“Many voices and stories don’t fit so neatly into the pink box that breast cancer stories often come packaged in.”
Emily MacKenzie, Whyy
Sex, Gender & Breast Cancer.
Anyone can get breast cancer regardless of their sex or gender identity. In the United States, intersex, nonbinary, and transgender persons, who account for approximately 2–3% of American adults, comprise a significant subset of the nation’s sexual and gender minority (SGM) population(1). Among this segment of the SGM population, transgender women undergoing hormone treatment show an increased risk of breast cancer relative to cisgender and transgender men while maintaining a somewhat lower risk of developing breast cancer than cisgender women. These differences are probably due to hormone exposure.
The medical literature on the intersection of gender identity and mastectomy for breast cancer is sparse, and some SGM patients might have questions and concerns that are not addressed by the general literature targeted to the broader mastectomy patient population. SGM patients may (or may not) be interested, for example, in creating a “masculinized” chest wall that includes the appearance of nipples, which may be preserved (wholly or partially) during the mastectomy, restored surgically, and/or aesthetically reconstructed with the aid of tattooing. Or they may be interested in creating an androgynous chest with very small mounds (i.e., that achieved with a Goldilocks procedure). While some aesthetic techniques require a more advanced skill set, “aesthetic gender-affirming” mastectomies have been shown to be oncologically safe (Boyd et. al., 2022). A plastic surgeon on your team might be just what you need.

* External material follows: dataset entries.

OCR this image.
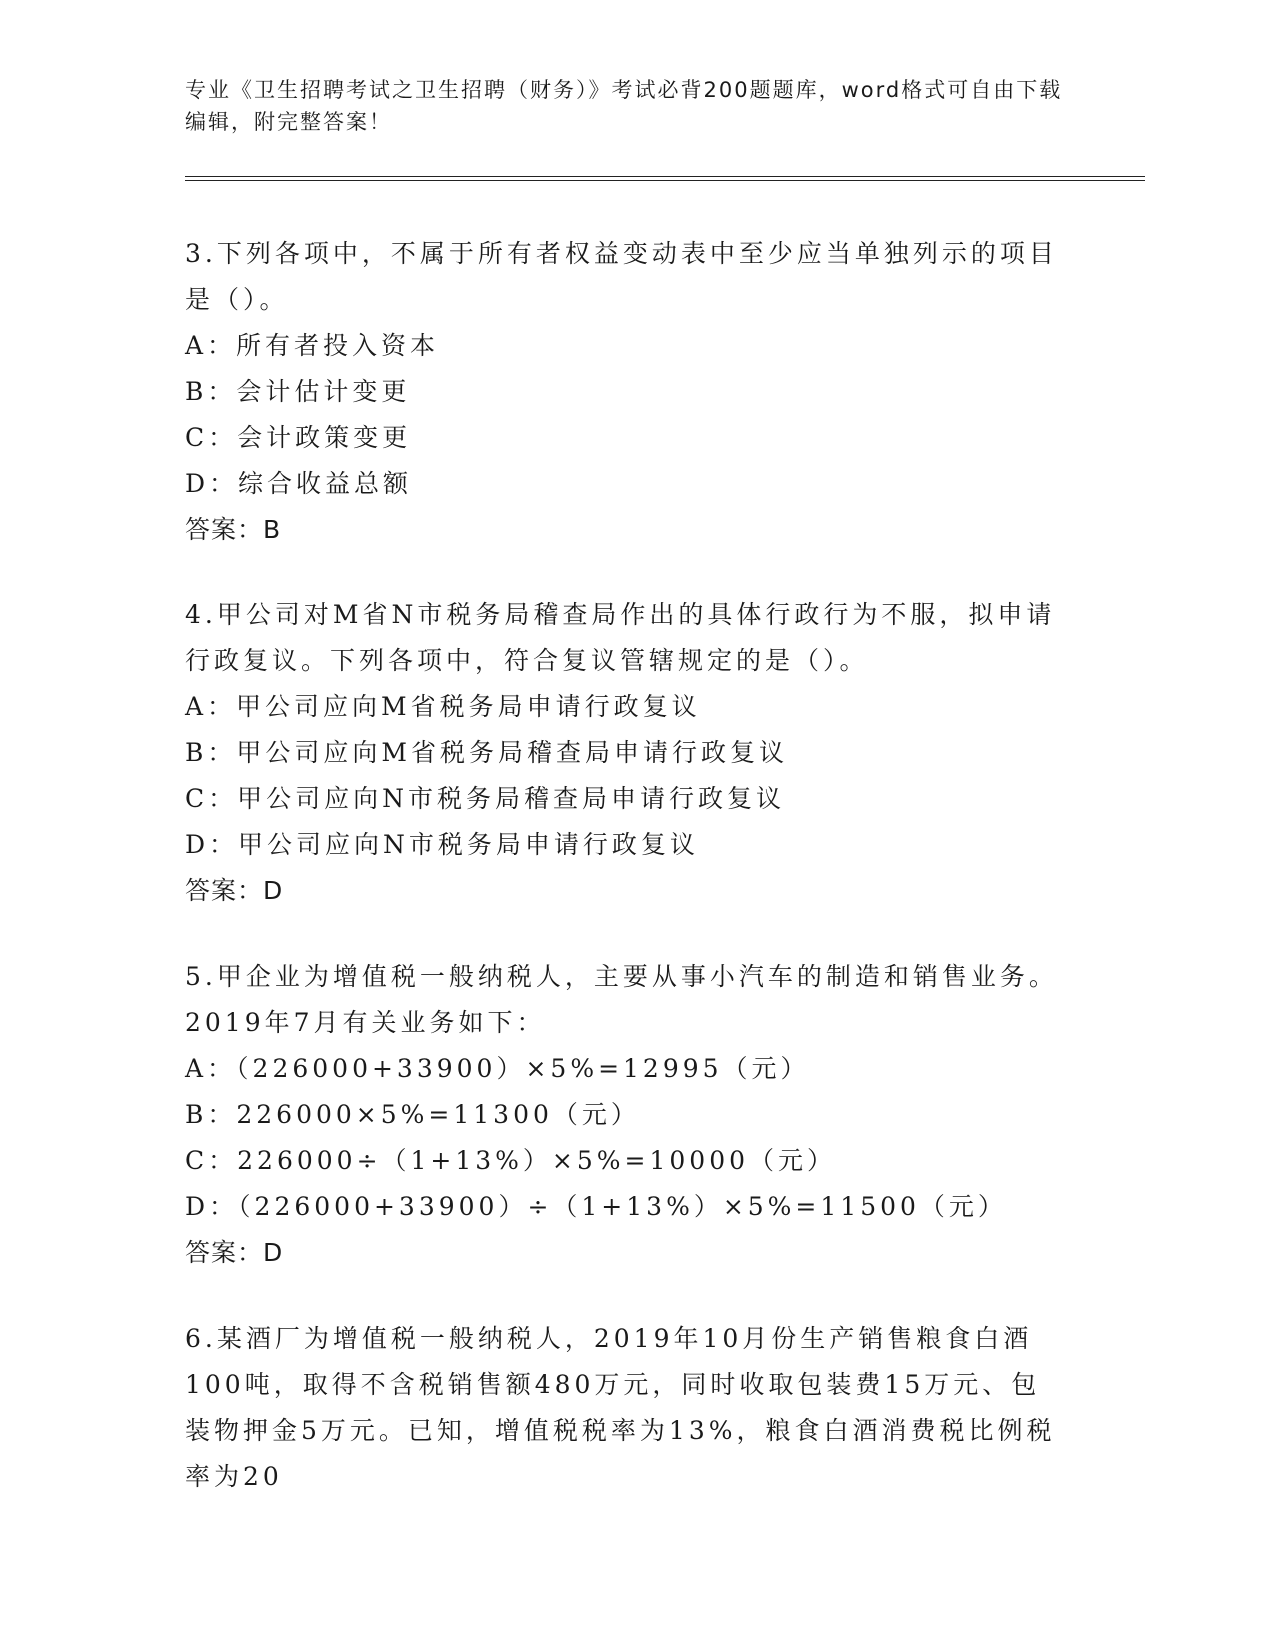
专业《卫生招聘考试之卫生招聘（财务）》考试必背200题题库，word格式可自由下载编辑，附完整答案！
3.下列各项中，不属于所有者权益变动表中至少应当单独列示的项目是（）。
A：所有者投入资本
B：会计估计变更
C：会计政策变更
D：综合收益总额
答案：B
4.甲公司对M省N市税务局稽查局作出的具体行政行为不服，拟申请行政复议。下列各项中，符合复议管辖规定的是（）。
A：甲公司应向M省税务局申请行政复议
B：甲公司应向M省税务局稽查局申请行政复议
C：甲公司应向N市税务局稽查局申请行政复议
D：甲公司应向N市税务局申请行政复议
答案：D
5.甲企业为增值税一般纳税人，主要从事小汽车的制造和销售业务。2019年7月有关业务如下：
A：（226000+33900）×5%=12995（元）
B：226000×5%=11300（元）
C：226000÷（1+13%）×5%=10000（元）
D：（226000+33900）÷（1+13%）×5%=11500（元）
答案：D
6.某酒厂为增值税一般纳税人，2019年10月份生产销售粮食白酒100吨，取得不含税销售额480万元，同时收取包装费15万元、包装物押金5万元。已知，增值税税率为13%，粮食白酒消费税比例税率为20
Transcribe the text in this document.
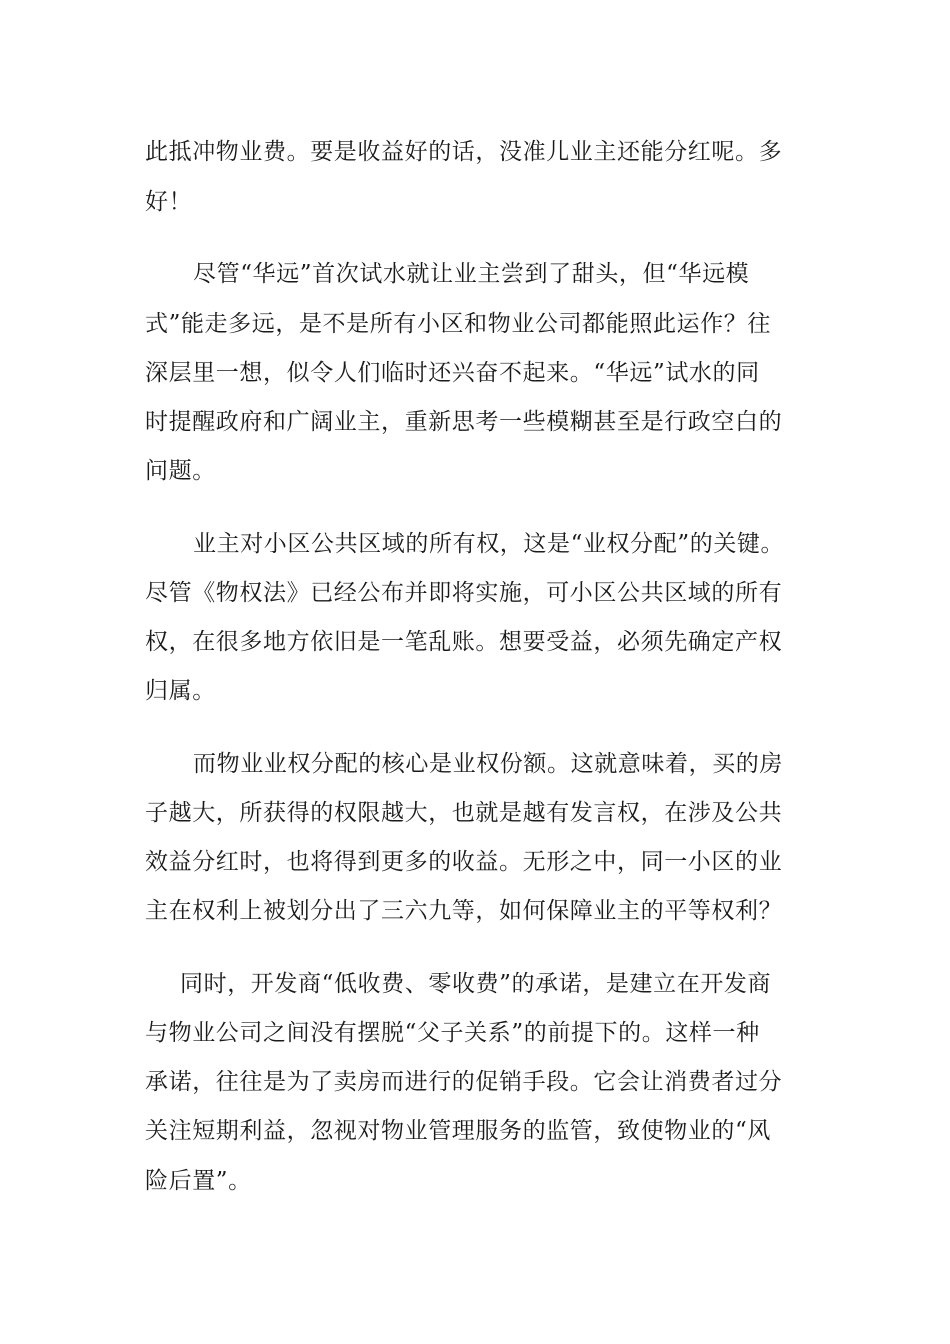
此抵冲物业费。要是收益好的话，没准儿业主还能分红呢。多

好！

尽管“华远”首次试水就让业主尝到了甜头，但“华远模

式”能走多远，是不是所有小区和物业公司都能照此运作？往

深层里一想，似令人们临时还兴奋不起来。“华远”试水的同

时提醒政府和广阔业主，重新思考一些模糊甚至是行政空白的

问题。

业主对小区公共区域的所有权，这是“业权分配”的关键。

尽管《物权法》已经公布并即将实施，可小区公共区域的所有

权，在很多地方依旧是一笔乱账。想要受益，必须先确定产权

归属。

而物业业权分配的核心是业权份额。这就意味着，买的房

子越大，所获得的权限越大，也就是越有发言权，在涉及公共

效益分红时，也将得到更多的收益。无形之中，同一小区的业

主在权利上被划分出了三六九等，如何保障业主的平等权利？

同时，开发商“低收费、零收费”的承诺，是建立在开发商

与物业公司之间没有摆脱“父子关系”的前提下的。这样一种

承诺，往往是为了卖房而进行的促销手段。它会让消费者过分

关注短期利益，忽视对物业管理服务的监管，致使物业的“风

险后置”。
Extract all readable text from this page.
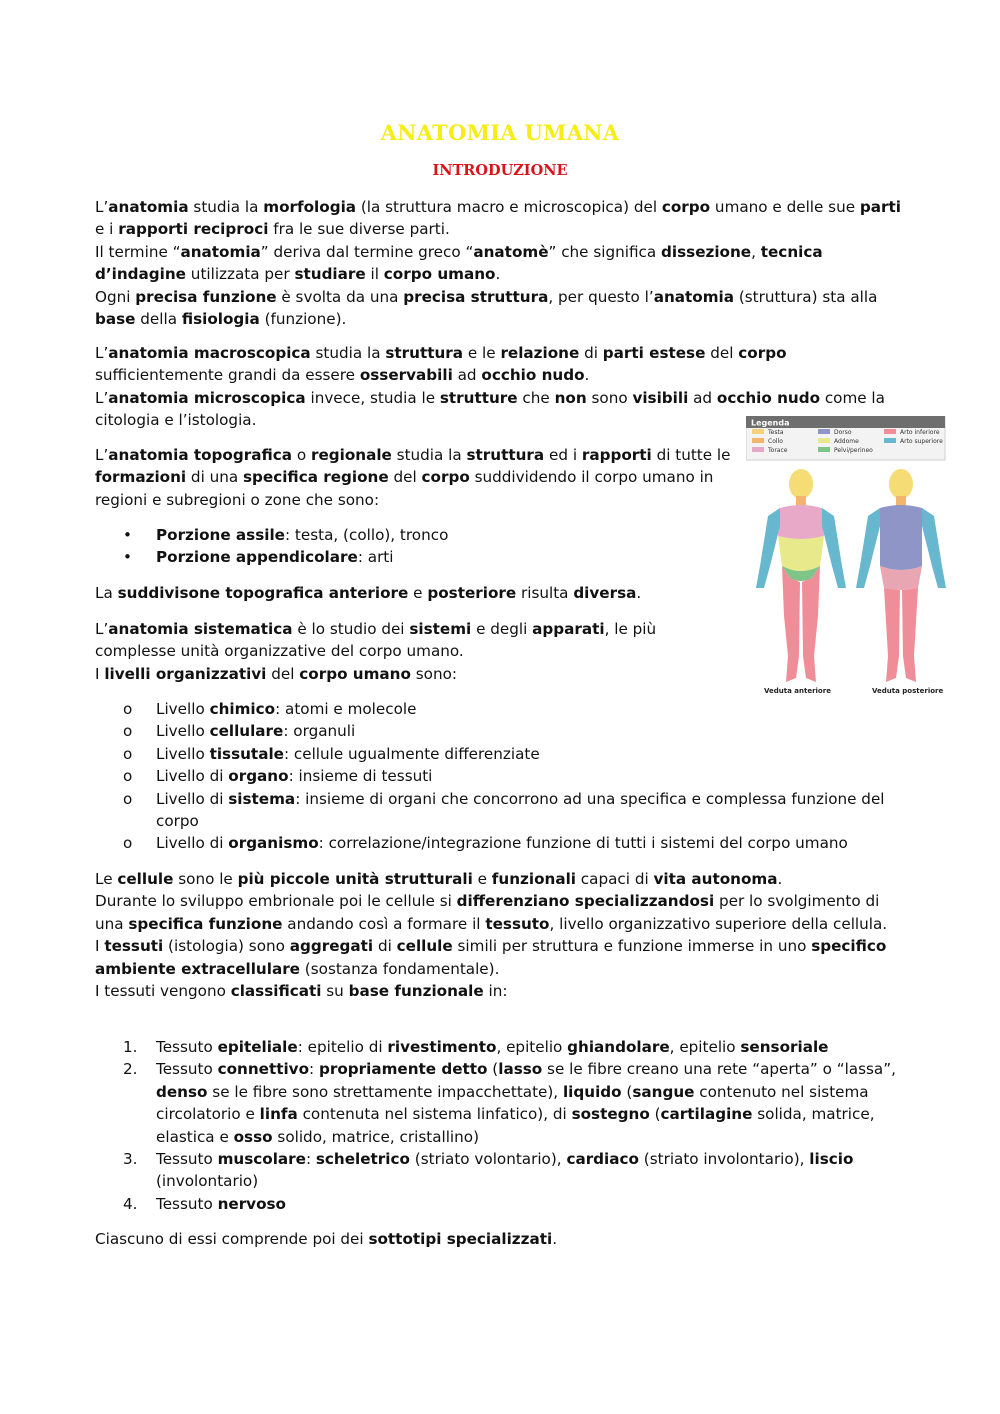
ANATOMIA UMANA
INTRODUZIONE

L’anatomia studia la morfologia (la struttura macro e microscopica) del corpo umano e delle sue parti e i rapporti reciproci fra le sue diverse parti.

Il termine “anatomia” deriva dal termine greco “anatomè” che significa dissezione, tecnica d’indagine utilizzata per studiare il corpo umano.

Ogni precisa funzione è svolta da una precisa struttura, per questo l’anatomia (struttura) sta alla base della fisiologia (funzione).

L’anatomia macroscopica studia la struttura e le relazione di parti estese del corpo sufficientemente grandi da essere osservabili ad occhio nudo.

L’anatomia microscopica invece, studia le strutture che non sono visibili ad occhio nudo come la citologia e l’istologia.

L’anatomia topografica o regionale studia la struttura ed i rapporti di tutte le formazioni di una specifica regione del corpo suddividendo il corpo umano in regioni e subregioni o zone che sono:

• Porzione assile: testa, (collo), tronco
• Porzione appendicolare: arti

La suddivisone topografica anteriore e posteriore risulta diversa.

L’anatomia sistematica è lo studio dei sistemi e degli apparati, le più complesse unità organizzative del corpo umano.

I livelli organizzativi del corpo umano sono:

o Livello chimico: atomi e molecole
o Livello cellulare: organuli
o Livello tissutale: cellule ugualmente differenziate
o Livello di organo: insieme di tessuti
o Livello di sistema: insieme di organi che concorrono ad una specifica e complessa funzione del corpo
o Livello di organismo: correlazione/integrazione funzione di tutti i sistemi del corpo umano

Le cellule sono le più piccole unità strutturali e funzionali capaci di vita autonoma.

Durante lo sviluppo embrionale poi le cellule si differenziano specializzandosi per lo svolgimento di una specifica funzione andando così a formare il tessuto, livello organizzativo superiore della cellula.

I tessuti (istologia) sono aggregati di cellule simili per struttura e funzione immerse in uno specifico ambiente extracellulare (sostanza fondamentale).

I tessuti vengono classificati su base funzionale in:

1. Tessuto epiteliale: epitelio di rivestimento, epitelio ghiandolare, epitelio sensoriale
2. Tessuto connettivo: propriamente detto (lasso se le fibre creano una rete “aperta” o “lassa”, denso se le fibre sono strettamente impacchettate), liquido (sangue contenuto nel sistema circolatorio e linfa contenuta nel sistema linfatico), di sostegno (cartilagine solida, matrice, elastica e osso solido, matrice, cristallino)
3. Tessuto muscolare: scheletrico (striato volontario), cardiaco (striato involontario), liscio (involontario)
4. Tessuto nervoso

Ciascuno di essi comprende poi dei sottotipi specializzati.

Legenda
Testa
Collo
Torace
Dorso
Addome
Pelvi/perineo
Arto inferiore
Arto superiore
Veduta anteriore	Veduta posteriore
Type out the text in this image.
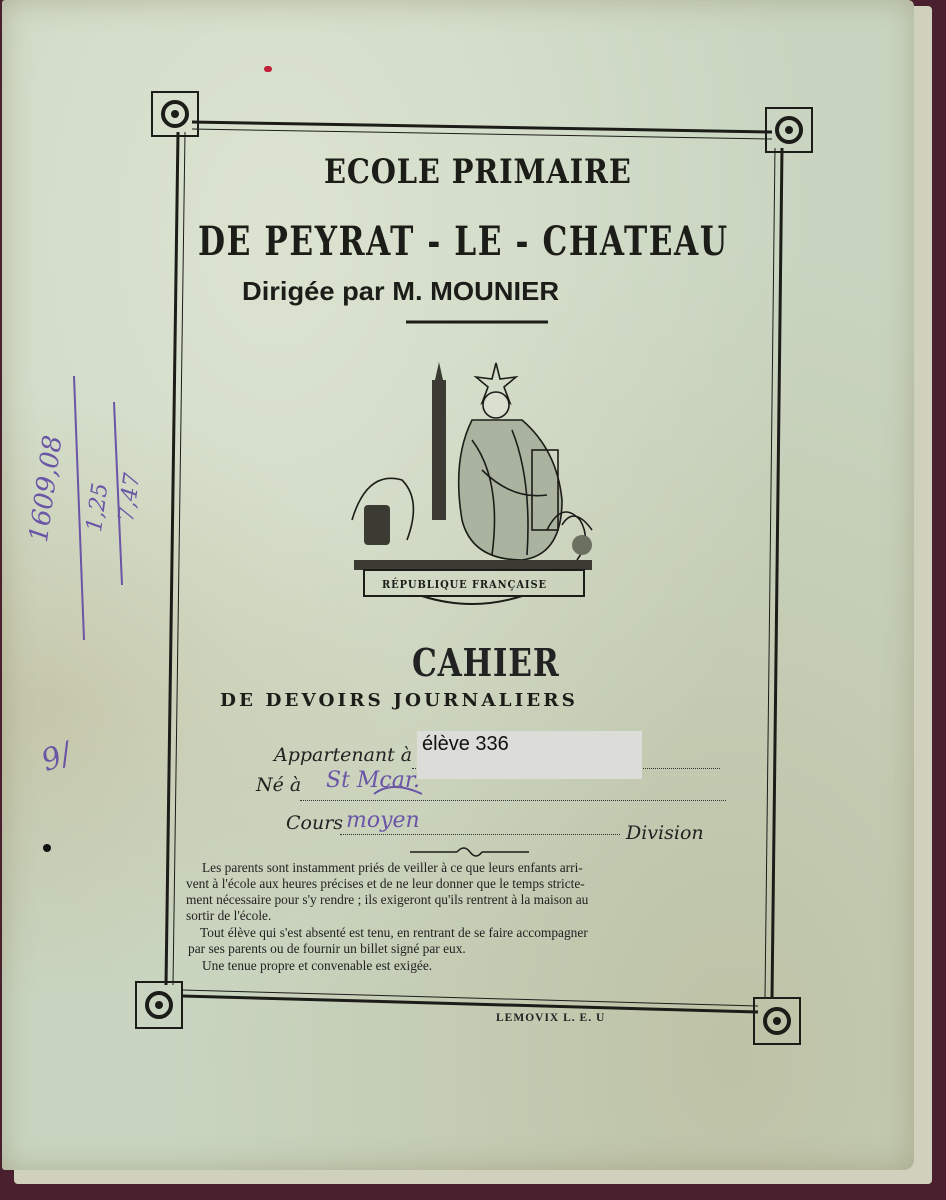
ECOLE PRIMAIRE
DE PEYRAT - LE - CHATEAU
Dirigée par M. MOUNIER
RÉPUBLIQUE FRANÇAISE
CAHIER
DE DEVOIRS JOURNALIERS
Appartenant à élève 336
Né à St Mcar.
Cours moyen	Division
Les parents sont instamment priés de veiller à ce que leurs enfants arri-
vent à l'école aux heures précises et de ne leur donner que le temps stricte-
ment nécessaire pour s'y rendre ; ils exigeront qu'ils rentrent à la maison au
sortir de l'école.
Tout élève qui s'est absenté est tenu, en rentrant de se faire accompagner
par ses parents ou de fournir un billet signé par eux.
Une tenue propre et convenable est exigée.
LEMOVIX L. E. U
1609,08 1,25 7,47
9/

The bottom line is this: It is your body, your choice. If you feel your surgeon is not hearing your concerns, or that you’re not being presented with all of your surgical options, you have the right to seek a second opinion.
Mastectomy & Gender Identity.
A person’s gender identity can certainly affect what their psychological processing and healing looks like after mastectomy. While a mastectomy is almost always a traumatic event, many SGM patients, including LGBQ+ and other gender-nonconforming persons, feel that they are less attached to a “breasted appearance” than perhaps the average cisgendered patient might be. In some cases, the person may even feel relieved to have their breasts gone because their new body conforms more closely to their gender identity. In these circumstances the risks associated with breast reconstruction are less appealing – or not appealing at all.
“Women — especially those who identify as queer — are rejecting the notion that the breasts make the woman.”Winnie McCroy
“I think it was easier for me, going flat, because I was already presenting as fairly masculine – as a butch lesbian. My pronouns are she, her and homo….The problem fundamentally is that we have to put labels on ourselves.”Lissa Sears, The Gays of Our Lives
“I loved my breasts, so I wanted them or none,” said Jensen. “I think that my queer identity helped make this choice to stay flat easier. As a more androgynous person, I felt much less pressure to conform to hegemonic beauty standards.”Vonn Jensen (formerly Emily), Photo Magazine
“My experience…is at least partly about a close family member who is trans masc nonbinary. I took them down to Florida for their top surgery, and my experience with mastectomy was a part of our bonding on that trip. They are one of my favorite people, and their experience has informed my exploration into my own gender and sexuality… By the time I had my mastectomy I had already had hysterectomy. I had no uterus, cervix, breasts, or ovaries. I thought long and hard about what it meant to be a woman, and came to a screeching halt, having to admit that I didn’t know!”Anonymous
Mastectomy does not usually have any effect on a person’s gender identity, but every person is unique and gender is a spectrum. How your chest looks after mastectomy, after medical and anatomic constraints, is your choice – and how you feel about your body is also up to you.
Choice and diversity are beautiful things!
(1) Percentage inferred from UCLA Williams Institute population studies (June 2016, June 2021), Gallup (February 2022), and Intersex Campaign for Equality (IC4E, 2015). The NIH Office of Equity, Diversity and Inclusion specifies that “the term ‘sexual and gender minority’ (SGM) more broadly references LGBTI and other populations whose sexual orientation and/or gender identity, and reproductive development is considered outside cultural, societal, or physiological norms.”